Plongeons nous dans le projet de loi et notamment dans son article 1 sur les modalités de choix de l’assureur. On a décidé de descendre dans le détail et on en vient ainsi soit à examiner les conditions, notamment tarifaires, dans lesquelles les entreprises peuvent être autorisées à  retenir le ou les organismes assureurs de leur choix, dans un objectif de couverture effective de l’ensemble des salariés des entreprises de la branche, soit carrément de désigner un prestataire imposé à toutes les entreprises de la branche "dans un souci de mutualisation des risques".

Cette disposition bafoue l’accord initial et vise clairement à organiser la préemption de ce marché par les Institutions de Prévoyance et de Retraite paritaires, au mépris :

De l’intérêt des entreprises et de leurs salariés

La mutualisation au niveau d’une branche est techniquement moins efficace qu’une mutualisation interprofessionnelle. Chaque entreprise perdra la maîtrise de sa capacité à négocier ou à bénéficier régulièrement d’un changement pour obtenir de meilleures conditions techniques, tarifaires ou de nouveaux services. Certains acteurs puissants avancent que la prévention sera plus facile à organiser au niveau de la branche. Cet argument ne tient pas. En effet, les assureurs et les mutuelles sont tous outillés pour travailler en prévention de façon adaptée pour chaque branche. Le seul véritable enjeu, on ne le répétera jamais assez, c’est la liberté de choix des entreprises et des salariés avec une vraie mutualisation.

De l’emploi

50 000 emplois au moins sont en jeu chez les assureurs, les mutuelles, les plateformes de services et de gestion, et le courtage d’assurance (10 000 dans ce seul métier !) puisqu'on réduit la concurrence tout simplement et les empêche d’exercer leur métier.

De la libre concurrence

Les prestataires désignés dormiront sur les lauriers d'un marché captif, sachant qu'une fois la rente de situation instaurée, toutes les promesses d'efficacité seront vite oubliées. On supprime la capacité du marché des mutuelles, des assureurs et bien sûr des institutions de prévoyance de faire évoluer en permanence ses offres.

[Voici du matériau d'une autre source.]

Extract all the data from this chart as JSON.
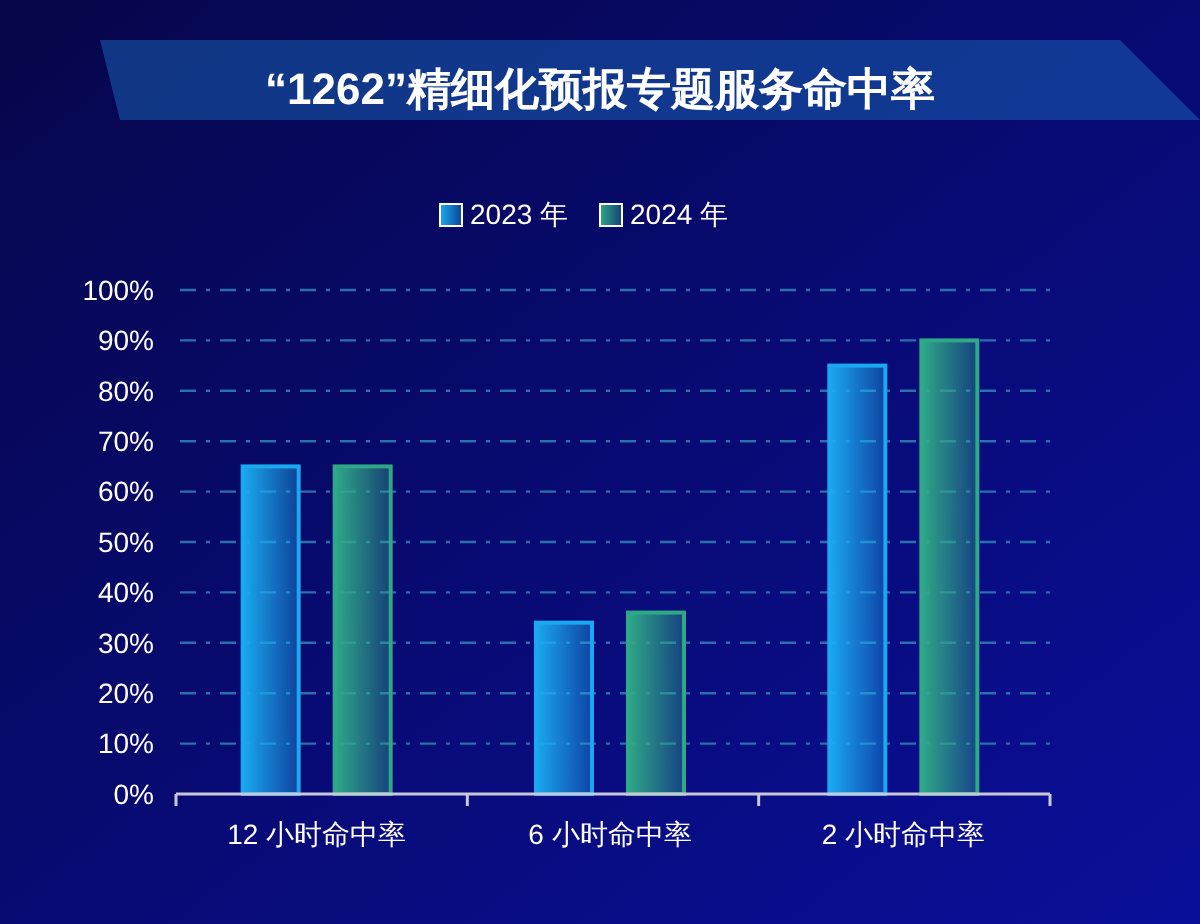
{
  "chart_data": {
    "type": "bar",
    "title": "“1262”精细化预报专题服务命中率",
    "categories": [
      "12 小时命中率",
      "6 小时命中率",
      "2 小时命中率"
    ],
    "series": [
      {
        "name": "2023 年",
        "color": "#1aa9f0",
        "values": [
          65,
          34,
          85
        ]
      },
      {
        "name": "2024 年",
        "color": "#2fa888",
        "values": [
          65,
          36,
          90
        ]
      }
    ],
    "ylim": [
      0,
      100
    ],
    "yticks": [
      {
        "value": 0,
        "label": "0%"
      },
      {
        "value": 10,
        "label": "10%"
      },
      {
        "value": 20,
        "label": "20%"
      },
      {
        "value": 30,
        "label": "30%"
      },
      {
        "value": 40,
        "label": "40%"
      },
      {
        "value": 50,
        "label": "50%"
      },
      {
        "value": 60,
        "label": "60%"
      },
      {
        "value": 70,
        "label": "70%"
      },
      {
        "value": 80,
        "label": "80%"
      },
      {
        "value": 90,
        "label": "90%"
      },
      {
        "value": 100,
        "label": "100%"
      }
    ],
    "grid": "y",
    "legend": "top"
  }
}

Les rentes de situation contribueront à financer les dérives justement dénoncées par le député Nicolas Perruchot dans son rapport sur le financement des syndicats. Rapport soigneusement étouffé par la gauche comme par la droite, un scandale français. L’acquisition forcée des bases de données de ces régimes obligatoires permettra aux organismes désignés de revenir sur des offres concurrentes des assureurs et des banques en créant une distorsion de concurrence supplémentaire. Des pans entiers de notre économie risquent de basculer sous un contrôle paritaire centralisé qui a toujours fait la preuve de son inefficacité.

Du dialogue social

Que dire d’un projet de loi qui semble ignorer et même "détricoter" le travail des partenaires sur un point aussi important ?

La tentation est permanente en France de revenir à une économie centralisée et administrée. Non seulement c'est une occasion pour les élus d'interférer, et donc de peser, sur des décisions, renforçant ainsi un pouvoir qu’ils n’ont pas et qu'ils auront de moins en moins. Tout cela dans une certaine bonne foi qui joue sur les peurs de nos concitoyens, peur de la concurrence, peur des nouveaux entrants, peur de redonner de la liberté. La crise en cela est un formidable moteur pour laisser croire que seul l'Etat, ses affidés et leurs grandes manœuvres centralisatrices nous protégeront de tout. Les entreprises et les citoyens y perdent sur tous les plans : au nom du rejet partagé d'un ultra libéralisme dont il n'y a pourtant pas la moindre trace chez nous, on verrouille, on ligote, on grignote les libertés d'entreprendre et tout cela au détriment de la croissance et du dynamisme économique.